Cognitive dysfunction is a salient feature of Parkinson’s disease (PD) and Dementia with Lewy bodies (DLB). The onset of dementia reflects the spread of Lewy pathology throughout forebrain structures. The mere presence of Lewy pathology, however, provides limited indication of cognitive status. Thus, it remains unclear whether Lewy pathology is the de facto substrate driving cognitive dysfunction in PD and DLB. Through application of α-synuclein fibrils in vivo, we sought to examine the influence of pathologic inclusions on cognition. Following stereotactic injection of α-synuclein fibrils within the mouse forebrain, we measured the burden of α-synuclein pathology at 1-, 3-, and 6-months post-injection within subregions of the hippocampus and cortex.

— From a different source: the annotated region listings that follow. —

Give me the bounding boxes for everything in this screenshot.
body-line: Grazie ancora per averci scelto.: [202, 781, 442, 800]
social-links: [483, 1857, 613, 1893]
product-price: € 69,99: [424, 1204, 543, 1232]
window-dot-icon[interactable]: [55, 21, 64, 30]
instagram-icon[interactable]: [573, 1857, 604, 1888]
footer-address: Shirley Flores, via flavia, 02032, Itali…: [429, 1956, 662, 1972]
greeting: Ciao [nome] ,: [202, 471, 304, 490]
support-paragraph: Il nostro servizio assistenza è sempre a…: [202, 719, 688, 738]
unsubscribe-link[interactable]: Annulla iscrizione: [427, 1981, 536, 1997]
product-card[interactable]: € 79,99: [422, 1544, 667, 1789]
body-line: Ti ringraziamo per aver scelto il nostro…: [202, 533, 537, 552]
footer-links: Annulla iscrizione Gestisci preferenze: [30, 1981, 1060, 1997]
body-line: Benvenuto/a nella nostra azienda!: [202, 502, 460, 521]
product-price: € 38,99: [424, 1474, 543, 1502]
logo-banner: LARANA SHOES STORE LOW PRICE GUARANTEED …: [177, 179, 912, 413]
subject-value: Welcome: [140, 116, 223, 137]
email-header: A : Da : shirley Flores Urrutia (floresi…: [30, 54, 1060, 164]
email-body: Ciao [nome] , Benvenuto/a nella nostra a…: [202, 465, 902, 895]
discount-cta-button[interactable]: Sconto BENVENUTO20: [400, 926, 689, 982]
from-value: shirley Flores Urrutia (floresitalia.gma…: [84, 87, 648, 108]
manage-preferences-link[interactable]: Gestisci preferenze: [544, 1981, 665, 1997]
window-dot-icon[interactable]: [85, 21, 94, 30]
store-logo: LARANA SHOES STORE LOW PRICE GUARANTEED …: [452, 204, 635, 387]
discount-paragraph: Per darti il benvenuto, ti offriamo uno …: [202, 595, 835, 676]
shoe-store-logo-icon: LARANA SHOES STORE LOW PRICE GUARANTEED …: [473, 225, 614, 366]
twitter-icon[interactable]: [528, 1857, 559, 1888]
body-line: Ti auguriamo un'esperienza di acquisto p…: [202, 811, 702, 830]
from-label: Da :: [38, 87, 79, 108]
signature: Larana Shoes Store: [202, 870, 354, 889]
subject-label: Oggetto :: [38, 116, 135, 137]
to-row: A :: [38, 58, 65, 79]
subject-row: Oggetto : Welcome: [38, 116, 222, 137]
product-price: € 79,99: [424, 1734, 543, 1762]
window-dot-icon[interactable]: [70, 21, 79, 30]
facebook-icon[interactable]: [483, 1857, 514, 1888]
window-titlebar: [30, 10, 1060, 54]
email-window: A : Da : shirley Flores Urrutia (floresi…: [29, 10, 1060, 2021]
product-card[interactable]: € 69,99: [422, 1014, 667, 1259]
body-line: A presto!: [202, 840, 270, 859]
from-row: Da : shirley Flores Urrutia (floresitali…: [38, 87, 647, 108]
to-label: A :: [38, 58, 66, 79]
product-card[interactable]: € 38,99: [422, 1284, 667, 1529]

Under this paradigm, the hippocampal CA2/3 subfield was especially susceptible to α-synuclein pathology. Strikingly, we observed a drastic reduction of pathology in the CA2/3 subfield across time-points, consistent with the consolidation of α-synuclein pathology into dense somatic inclusions followed by neurodegeneration. Silver-positive degenerating neurites were observed prior to neuronal loss, suggesting that this might be an early feature of fibril-induced neurotoxicity and a precursor to neurodegeneration. Critically, mice injected with α-synuclein fibrils developed progressive deficits in spatial learning and memory. These findings support that the formation of α-synuclein inclusions in the mouse forebrain precipitate neurodegenerative changes that recapitulate features of Lewy-related cognitive dysfunction.